Pöbeln im Parlament: Es wird teuer… vor allem für die AfD
Der Bundestag debattiert über eine Reform seiner Geschäftsordnung. Die Sanktionen für Beleidigungen sollen verschärft, Abwahlen geregelt werden.
Am Freitag berät der Bundestag in erster Lesung über eine Reform seiner Geschäftsordnung. „Am wichtigsten ist, gegen Hass und Hetze im Bundestag vorzugehen und die Verfahren so zu präzisieren, dass einzelne Parteien keine Show veranstalten und Nischen nutzen können, um Verfahren verächtlich zu machen“, sagt Johannes Fechner, Justiziar der SPD-Fraktion, der die Reform mitverhandelt hat.
In der vergangenen Legislaturperiode verhängte das Bundestagspräsidium 129 Ordnungsrufe, um Pöbeleien und Beleidigungen im Plenum zu ahnden. Zwei Drittel davon gingen an die AfD, auf Platz zwei lagen die fraktionslosen Abgeordneten, die allerdings ursprünglich auch über die AfD ins Parlament eingezogen waren. Künftig sollen Abgeordnete, die innerhalb einer Sitzung drei Ordnungsrufe kassieren, automatisch des Saales verwiesen werden.
Bei drei Ordnungsrufen innerhalb von drei Sitzungswochen wird automatisch ein Ordnungsgeld festgesetzt. Die Höhe der Ordnungsgelder wird verdoppelt, zunächst von 1.000 auf 2.000 Euro, im Wiederholungsfall von 2.000 auf 4.000 Euro. Ob das wirklich nützt, ist allerdings offen. Manche Abgeordnete würden die Ordnungsrufe „wie Trophäen“ vor sich her tragen, sagte Ex-Bundestagspräsidentin Bärbel Bas in der vergangenen Legislaturperiode.
Neue Regeln zur Abwahl
Geregelt werden soll nun auch, dass die Bundestagsvizepräsident*innen mit einer Zweidrittelmehrheit abgewählt werden können. Das Gleiche wird auch für Ausschussvorsitzende festgeschrieben. Den Fall hat es schon gegeben: Der AfD-Abgeordnete Stephan Brandner war 2019 als Vorsitzender des Rechtsausschusses abgewählt worden, das Bundesverfassungsgericht hatte die Abwahl später für rechtmäßig erklärt.
Brandner ist übrigens auch der Abgeordnete, der die meisten Ordnungsrufe bekommen hat – etwa weil er Friedrich Merz als „Pinocchio-Fritze“ beschimpfte und den SPD-Abgeordneten Helge Lindh einen „Sozialfaschisten“ nannte.

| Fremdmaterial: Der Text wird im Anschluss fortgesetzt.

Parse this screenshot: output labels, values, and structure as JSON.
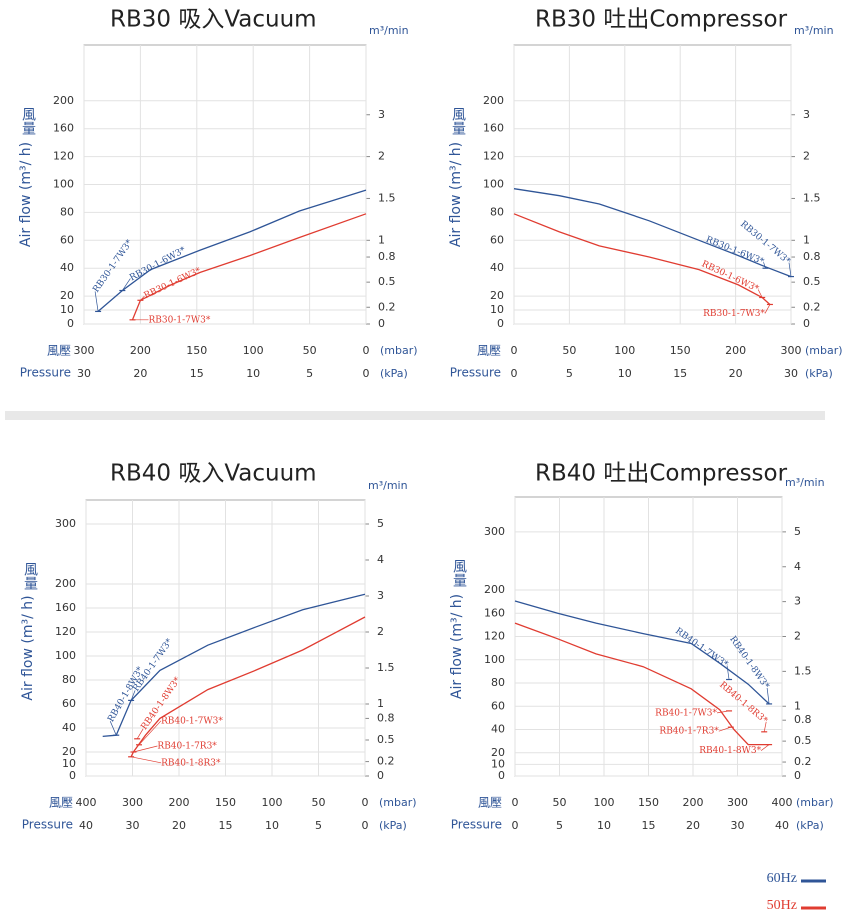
{
  "chart_data": [
    {
      "type": "line",
      "title": "RB30 吸入Vacuum",
      "ylabel": "Air flow (m³/ h)",
      "ylabel_zh": "風量",
      "y2label": "m³/min",
      "xlabel_zh": "風壓",
      "xlabel": "Pressure",
      "xunit": "(mbar)",
      "x2unit": "(kPa)",
      "xlim": [
        300,
        0
      ],
      "x_break": 200,
      "xticks": [
        300,
        200,
        150,
        100,
        50,
        0
      ],
      "x2ticks": [
        30,
        20,
        15,
        10,
        5,
        0
      ],
      "x2_scale_factor": 10,
      "ylim": [
        0,
        280
      ],
      "y_break": 120,
      "yticks": [
        0,
        10,
        20,
        40,
        60,
        80,
        100,
        120,
        160,
        200
      ],
      "y2ticks": [
        0,
        0.2,
        0.5,
        0.8,
        1,
        1.5,
        2,
        3
      ],
      "y2_scale_factor": 60,
      "grid": true,
      "series": [
        {
          "name": "60Hz",
          "color": "#2f5597",
          "x": [
            275,
            232,
            191,
            147,
            103,
            59,
            0
          ],
          "values": [
            9,
            24,
            39,
            53,
            66,
            81,
            96
          ]
        },
        {
          "name": "50Hz",
          "color": "#e03c31",
          "x": [
            214,
            200,
            173,
            147,
            103,
            59,
            0
          ],
          "values": [
            3,
            17,
            28,
            37,
            49,
            62,
            79
          ]
        }
      ],
      "annotations": [
        {
          "text": "RB30-1-7W3*",
          "color": "#2f5597",
          "x": 275,
          "y": 9
        },
        {
          "text": "RB30-1-6W3*",
          "color": "#2f5597",
          "x": 232,
          "y": 24
        },
        {
          "text": "RB30-1-6W3*",
          "color": "#e03c31",
          "x": 200,
          "y": 17
        },
        {
          "text": "RB30-1-7W3*",
          "color": "#e03c31",
          "x": 214,
          "y": 3
        }
      ]
    },
    {
      "type": "line",
      "title": "RB30 吐出Compressor",
      "ylabel": "Air flow (m³/ h)",
      "ylabel_zh": "風量",
      "y2label": "m³/min",
      "xlabel_zh": "風壓",
      "xlabel": "Pressure",
      "xunit": "(mbar)",
      "x2unit": "(kPa)",
      "xlim": [
        0,
        300
      ],
      "x_break": 200,
      "xticks": [
        0,
        50,
        100,
        150,
        200,
        300
      ],
      "x2ticks": [
        0,
        5,
        10,
        15,
        20,
        30
      ],
      "x2_scale_factor": 10,
      "ylim": [
        0,
        280
      ],
      "y_break": 120,
      "yticks": [
        0,
        10,
        20,
        40,
        60,
        80,
        100,
        120,
        160,
        200
      ],
      "y2ticks": [
        0,
        0.2,
        0.5,
        0.8,
        1,
        1.5,
        2,
        3
      ],
      "y2_scale_factor": 60,
      "grid": true,
      "series": [
        {
          "color": "#2f5597",
          "x": [
            0,
            41,
            77,
            122,
            167,
            205,
            254,
            300
          ],
          "values": [
            97,
            92,
            86,
            74,
            60,
            49,
            41,
            34
          ]
        },
        {
          "color": "#e03c31",
          "x": [
            0,
            41,
            77,
            122,
            167,
            205,
            248,
            262
          ],
          "values": [
            79,
            66,
            56,
            48,
            39,
            28,
            19,
            14
          ]
        }
      ],
      "annotations": [
        {
          "text": "RB30-1-7W3*",
          "color": "#2f5597",
          "x": 300,
          "y": 34
        },
        {
          "text": "RB30-1-6W3*",
          "color": "#2f5597",
          "x": 254,
          "y": 40
        },
        {
          "text": "RB30-1-6W3*",
          "color": "#e03c31",
          "x": 248,
          "y": 19
        },
        {
          "text": "RB30-1-7W3*",
          "color": "#e03c31",
          "x": 262,
          "y": 14
        }
      ]
    },
    {
      "type": "line",
      "title": "RB40 吸入Vacuum",
      "ylabel": "Air flow (m³/ h)",
      "ylabel_zh": "風量",
      "y2label": "m³/min",
      "xlabel_zh": "風壓",
      "xlabel": "Pressure",
      "xunit": "(mbar)",
      "x2unit": "(kPa)",
      "xlim": [
        400,
        0
      ],
      "x_break": 200,
      "xticks": [
        400,
        300,
        200,
        150,
        100,
        50,
        0
      ],
      "x2ticks": [
        40,
        30,
        20,
        15,
        10,
        5,
        0
      ],
      "x2_scale_factor": 10,
      "ylim": [
        0,
        340
      ],
      "y_break": 120,
      "yticks": [
        0,
        10,
        20,
        40,
        60,
        80,
        100,
        120,
        160,
        200,
        300
      ],
      "y2ticks": [
        0,
        0.2,
        0.5,
        0.8,
        1,
        1.5,
        2,
        3,
        4,
        5
      ],
      "y2_scale_factor": 60,
      "grid": true,
      "series": [
        {
          "color": "#2f5597",
          "x": [
            364,
            335,
            303,
            241,
            169,
            118,
            67,
            0
          ],
          "values": [
            33,
            34,
            63,
            88,
            109,
            128,
            157,
            183
          ]
        },
        {
          "color": "#e03c31",
          "x": [
            303,
            298,
            272,
            241,
            169,
            118,
            67,
            0
          ],
          "values": [
            16,
            20,
            34,
            48,
            72,
            88,
            105,
            145
          ]
        }
      ],
      "annotations": [
        {
          "text": "RB40-1-8W3*",
          "color": "#2f5597",
          "x": 335,
          "y": 34
        },
        {
          "text": "RB40-1-7W3*",
          "color": "#2f5597",
          "x": 303,
          "y": 63
        },
        {
          "text": "RB40-1-8W3*",
          "color": "#e03c31",
          "x": 290,
          "y": 31
        },
        {
          "text": "RB40-1-7W3*",
          "color": "#e03c31",
          "x": 286,
          "y": 26
        },
        {
          "text": "RB40-1-7R3*",
          "color": "#e03c31",
          "x": 298,
          "y": 20
        },
        {
          "text": "RB40-1-8R3*",
          "color": "#e03c31",
          "x": 303,
          "y": 16
        }
      ]
    },
    {
      "type": "line",
      "title": "RB40 吐出Compressor",
      "ylabel": "Air flow (m³/ h)",
      "ylabel_zh": "風量",
      "y2label": "m³/min",
      "xlabel_zh": "風壓",
      "xlabel": "Pressure",
      "xunit": "(mbar)",
      "x2unit": "(kPa)",
      "xlim": [
        0,
        400
      ],
      "x_break": 200,
      "xticks": [
        0,
        50,
        100,
        150,
        200,
        300,
        400
      ],
      "x2ticks": [
        0,
        5,
        10,
        15,
        20,
        30,
        40
      ],
      "x2_scale_factor": 10,
      "ylim": [
        0,
        360
      ],
      "y_break": 120,
      "yticks": [
        0,
        10,
        20,
        40,
        60,
        80,
        100,
        120,
        160,
        200,
        300
      ],
      "y2ticks": [
        0,
        0.2,
        0.5,
        0.8,
        1,
        1.5,
        2,
        3,
        4,
        5
      ],
      "y2_scale_factor": 60,
      "grid": true,
      "series": [
        {
          "color": "#2f5597",
          "x": [
            0,
            48,
            91,
            144,
            198,
            260,
            324,
            371
          ],
          "values": [
            181,
            160,
            143,
            125,
            114,
            97,
            79,
            62
          ]
        },
        {
          "color": "#e03c31",
          "x": [
            0,
            48,
            91,
            144,
            198,
            260,
            292,
            324,
            371
          ],
          "values": [
            143,
            118,
            105,
            94,
            75,
            57,
            40,
            27,
            27
          ]
        }
      ],
      "annotations": [
        {
          "text": "RB40-1-7W3*",
          "color": "#2f5597",
          "x": 281,
          "y": 83
        },
        {
          "text": "RB40-1-8W3*",
          "color": "#2f5597",
          "x": 371,
          "y": 62
        },
        {
          "text": "RB40-1-7W3*",
          "color": "#e03c31",
          "x": 281,
          "y": 56
        },
        {
          "text": "RB40-1-7R3*",
          "color": "#e03c31",
          "x": 285,
          "y": 42
        },
        {
          "text": "RB40-1-8R3*",
          "color": "#e03c31",
          "x": 360,
          "y": 38
        },
        {
          "text": "RB40-1-8W3*",
          "color": "#e03c31",
          "x": 371,
          "y": 27
        }
      ]
    }
  ]
}
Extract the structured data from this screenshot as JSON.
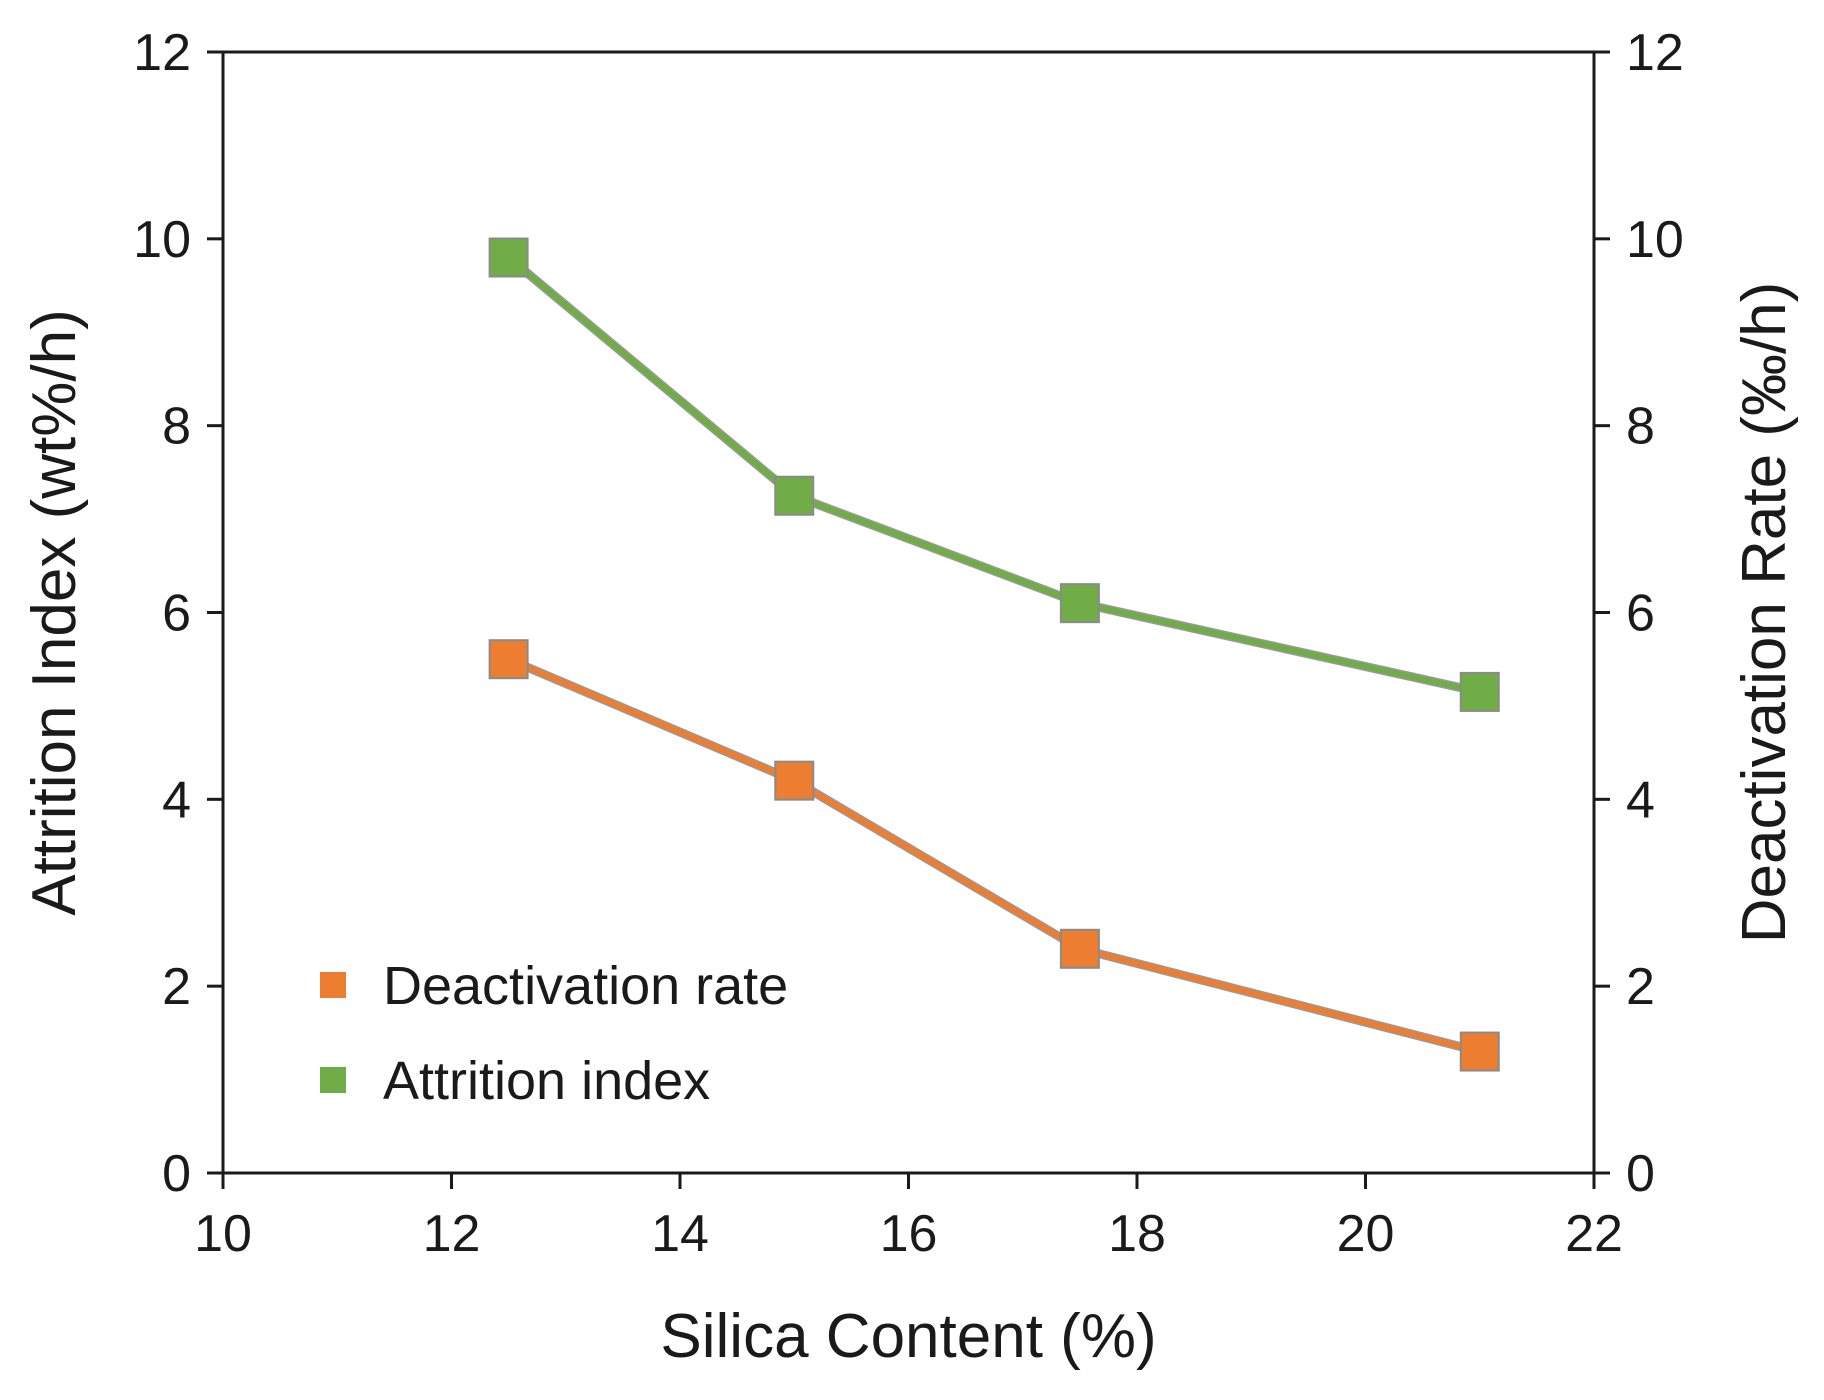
{
  "chart_data": {
    "type": "line",
    "title": "",
    "xlabel": "Silica Content (%)",
    "ylabel": "Attrition Index (wt%/h)",
    "y2label": "Deactivation Rate (‰/h)",
    "xlim": [
      10,
      22
    ],
    "ylim": [
      0,
      12
    ],
    "y2lim": [
      0,
      12
    ],
    "x_ticks": [
      10,
      12,
      14,
      16,
      18,
      20,
      22
    ],
    "y_ticks": [
      0,
      2,
      4,
      6,
      8,
      10,
      12
    ],
    "y2_ticks": [
      0,
      2,
      4,
      6,
      8,
      10,
      12
    ],
    "grid": false,
    "legend_position": "bottom-left",
    "series": [
      {
        "name": "Deactivation rate",
        "axis": "right",
        "color": "#ed7d31",
        "marker": "square",
        "x": [
          12.5,
          15,
          17.5,
          21
        ],
        "values": [
          5.5,
          4.2,
          2.4,
          1.3
        ]
      },
      {
        "name": "Attrition index",
        "axis": "left",
        "color": "#70ad47",
        "marker": "square",
        "x": [
          12.5,
          15,
          17.5,
          21
        ],
        "values": [
          9.8,
          7.25,
          6.1,
          5.15
        ]
      }
    ]
  }
}
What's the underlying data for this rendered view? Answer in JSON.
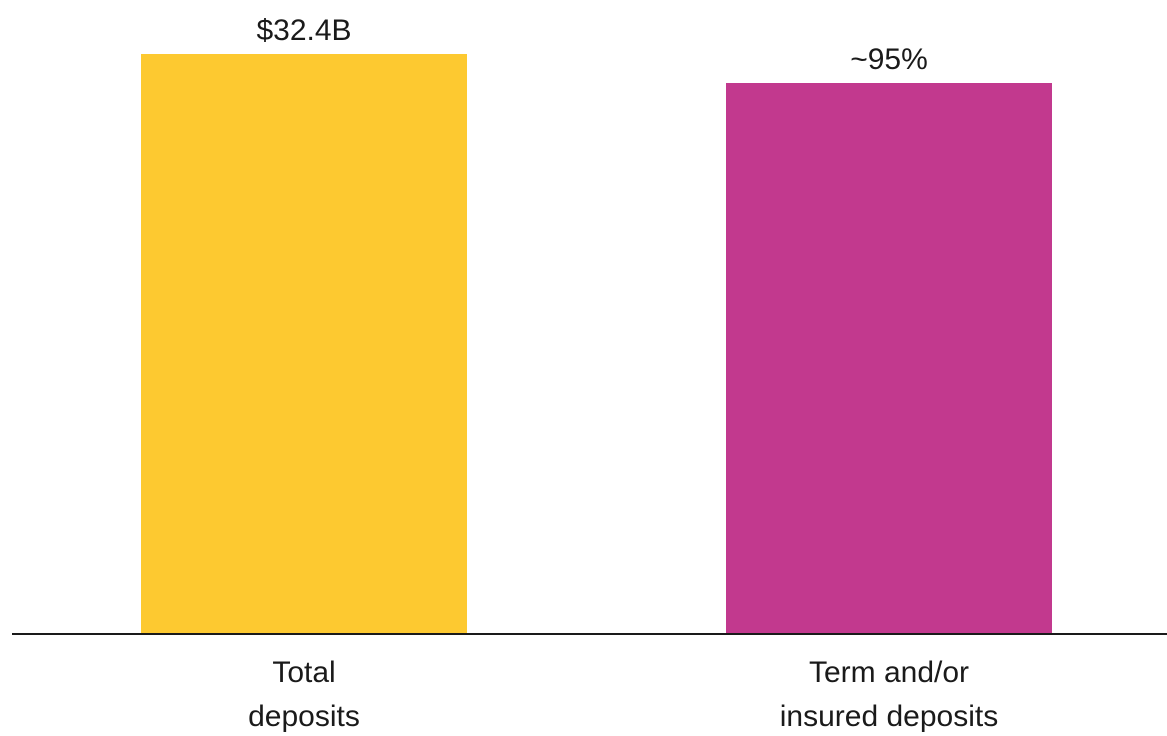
{
  "chart_data": {
    "type": "bar",
    "title": "",
    "xlabel": "",
    "ylabel": "",
    "categories": [
      [
        "Total",
        "deposits"
      ],
      [
        "Term and/or",
        "insured deposits"
      ]
    ],
    "values": [
      100,
      95
    ],
    "value_labels": [
      "$32.4B",
      "~95%"
    ],
    "ylim": [
      0,
      100
    ],
    "colors": [
      "#fdc930",
      "#c2398e"
    ],
    "grid": false,
    "axis_color": "#1a1a1a"
  }
}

Derzeit stellt die AfD keine Ausschussvorsitzenden, einen Sitz im Bundestagspräsidium hatte sie noch nie. Bei den entsprechenden Wahlen im Bundestag fehlte den vorgeschlagenen Kandidat*innen stets die notwendige Mehrheit.
Um zukünftig endlose Wahlrunden für den Vizepräsidentenposten zu verhindern, soll auch dieses Verfahren neu geregelt werden: Nach drei erfolglosen Wahlgängen für den ersten Vorschlag einer Fraktion kann erst nach drei Wochen ein neuer Wahlgang angesetzt werden. Für neue Wahlvorschläge gilt dann ein Quorum von mindestens einem Viertel der Abgeordneten.
Der Entwurf stammt von Union und SPD, auch die Ampel hatte bereits an einer Reform der Geschäftsordnung gearbeitet. Den Grünen geht der jetzige Entwurf nicht weit genug. Sie hätten sich unter anderem auch Richtlinien für die Sitzungsleitung durch das Bundestagspräsidium gewünscht, etwa dass rassistische und sexistische Äußerungen nicht geduldet würden, sagt die Parlamentarische Geschäftsführerin Irene Mihalic. „Die Koalition war nicht bereit, das aufzunehmen.“
Im Vergleich zu dem Entwurf der Ampel stelle der neue einen „deutlichen Rückschritt“ dar, kritisiert auch Ina Latendorf, die Parlamentarische Geschäftsführerin der Linken. Zudem sei es inkonsequent, die Abwahl von Vizepräsident*innen zu ermöglichen, dies aber bei der Präsident*in des Bundestages nicht zuzulassen.